No meio cinéfilo existe aquele conhecido termo
chamado “prazer culposo” que define um filme que o expectador gosta muito –ou
pelo menos, nutre um grande carinho –mas, tem vergonha de admitir para as
outras pessoas.
Dentre diversos filmes dessa categoria, talvez,
o mais famoso, o que representa o estado de arte mais pura a que o “prazer
culposo” pode chegar é provavelmente “Top Gun-Ases Indomáveis”.
Uma aventura a um só tempo arrojada e brega
que, nos anos 1980 lançou a carreira de Tom Cruise ao estrelato, “Top Gun” une
um clima único de romantismo e cafonice somado à seqüências de batalhas aéreas
envolvendo caças que impressionam até hoje.
Mesmo seus deslizes técnicos e artísticos (e
eles existem aos borbotões) só servem para ampliar o seu fascínio aos olhos de
seus admiradores que se deleitam com o visual impecável (ainda que datado em
alguns aspectos), com a trilha sonora melodiosa e com os rompantes escandalosos
do herói mimado e seu relacionamento narcisista –travestido de história de amor
–com uma mulher que age menos como uma cara metade apaixonada e mais como uma
babá tentando administrar os caprichos de uma criança.
Seu protagonista é o impetuoso Maverick (Tom Cruise
numa clara evolução de seu papel anterior, o rapaz de “Negócio Arriscado”), jovem
piloto da força aérea incluído, ao lado do melhor amigo Goose (Anthony Edwards
que mais tarde faria a série “Plantão Médico”), no seletivo curso denominado
Ases Indomáveis. O comportamento rebelde e impertinente de Maverick colide com
o piloto mais idolatrado do curso, o arrogante Iceman (Val Kilmer, um
antagonista por quem o personagem principal parece estranhamente obcecado), e ele
ainda se apaixona por uma bela mulher (Kelly McGillis, espetacularmente bem
fotografada), pouco antes de descobrir que ela é uma das instrutoras.
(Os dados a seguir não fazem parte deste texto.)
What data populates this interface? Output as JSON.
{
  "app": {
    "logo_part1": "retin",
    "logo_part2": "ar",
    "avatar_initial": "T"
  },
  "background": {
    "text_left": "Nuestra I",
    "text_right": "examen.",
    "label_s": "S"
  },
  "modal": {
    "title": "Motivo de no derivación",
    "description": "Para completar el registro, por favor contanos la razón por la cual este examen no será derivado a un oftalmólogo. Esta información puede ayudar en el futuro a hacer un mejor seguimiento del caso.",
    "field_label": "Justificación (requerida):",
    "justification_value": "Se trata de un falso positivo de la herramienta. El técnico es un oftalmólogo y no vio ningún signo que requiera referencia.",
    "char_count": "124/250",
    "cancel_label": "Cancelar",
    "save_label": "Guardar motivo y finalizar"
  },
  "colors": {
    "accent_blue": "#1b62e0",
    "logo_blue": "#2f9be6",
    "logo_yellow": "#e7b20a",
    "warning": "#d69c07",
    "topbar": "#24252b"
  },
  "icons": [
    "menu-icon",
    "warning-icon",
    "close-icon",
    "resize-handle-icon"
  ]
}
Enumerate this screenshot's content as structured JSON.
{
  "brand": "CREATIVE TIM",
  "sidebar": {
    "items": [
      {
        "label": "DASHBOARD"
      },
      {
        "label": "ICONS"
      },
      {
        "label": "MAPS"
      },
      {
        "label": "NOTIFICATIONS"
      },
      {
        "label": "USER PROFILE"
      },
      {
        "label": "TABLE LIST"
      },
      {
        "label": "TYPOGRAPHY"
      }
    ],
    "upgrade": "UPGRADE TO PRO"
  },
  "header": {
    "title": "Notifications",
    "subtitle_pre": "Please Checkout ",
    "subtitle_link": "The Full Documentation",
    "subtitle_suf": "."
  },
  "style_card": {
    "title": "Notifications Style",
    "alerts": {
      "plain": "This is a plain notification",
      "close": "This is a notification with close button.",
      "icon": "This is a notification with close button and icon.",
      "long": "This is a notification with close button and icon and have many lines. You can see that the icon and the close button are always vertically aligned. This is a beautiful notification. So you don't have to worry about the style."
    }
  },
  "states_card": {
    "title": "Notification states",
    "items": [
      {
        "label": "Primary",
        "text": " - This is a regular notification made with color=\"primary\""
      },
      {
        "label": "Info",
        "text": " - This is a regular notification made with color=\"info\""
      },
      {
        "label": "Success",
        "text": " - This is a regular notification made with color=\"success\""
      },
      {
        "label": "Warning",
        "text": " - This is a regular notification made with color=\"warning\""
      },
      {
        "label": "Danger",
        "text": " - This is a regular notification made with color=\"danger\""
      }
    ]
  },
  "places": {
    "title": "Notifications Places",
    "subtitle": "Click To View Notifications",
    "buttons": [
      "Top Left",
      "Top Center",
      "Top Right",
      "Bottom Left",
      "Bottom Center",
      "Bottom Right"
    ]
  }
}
Tais conflitos e tensões muitas vezes acabam
por serem extravasados nos ares, em meio a espetaculares batalhas de caças
aéreos.
Não há muitas dúvidas de que o estrondoso
sucesso obtido nos anos 1980 se deve pelo tratamento estilizado, algo publicitário,
que o hoje falecido diretor Tony Scott (irmão mais novo de Ridley) deu às cenas
de batalha aérea extraordinariamente filmadas (a prodigiosa fotografia é de
Jeffrey Kimball), o real mérito da produção, que ainda arrebatou o Oscar de
Melhor Canção para "Take My Bread Away", do grupo Berlin, uma das
baladas mais populares daquela década.
Em meados dos anos 1990, graças à uma observação
de Quentin Tarantino, “Top Gun” passou também a ser muito lembrado e avaliado
por suas sucintas referências homossexuais que passaram despercebidas por
muitos machões que idolatraram (e ainda idolatram) o filme: Detalhes ocasionais
como a inusitada energia erótica que parece convergir das cenas inusitadas em
que o diretor Scott registra os cadetes na sauna, com seus corpos suados, em
embates verbais (!); elementos quase imperceptíveis como o fato de que a
personagem de McGillis só parece ganhar a atenção de fato do protagonista
quando se veste com as mesmas roupas dos homens; e também o detalhe
(possivelmente um exagero dramático do roteiro que virou pretexto para esses
argumentos) de que, na narrativa, as reações genuinamente emocionais do personagem
principal só ocorrem quando envolvem seu melhor amigo Gooze.
Características até banais
na década de 1980, mas que sob o prisma dos novos tempos transformam-se em uma
curiosidade a mais que vem a justificar a inúmeras revisões que este trabalho
recebeu do público ao longo dos anos, e que faz dele o supra-sumo absoluto a
que os “prazeres culposos” podem chegar.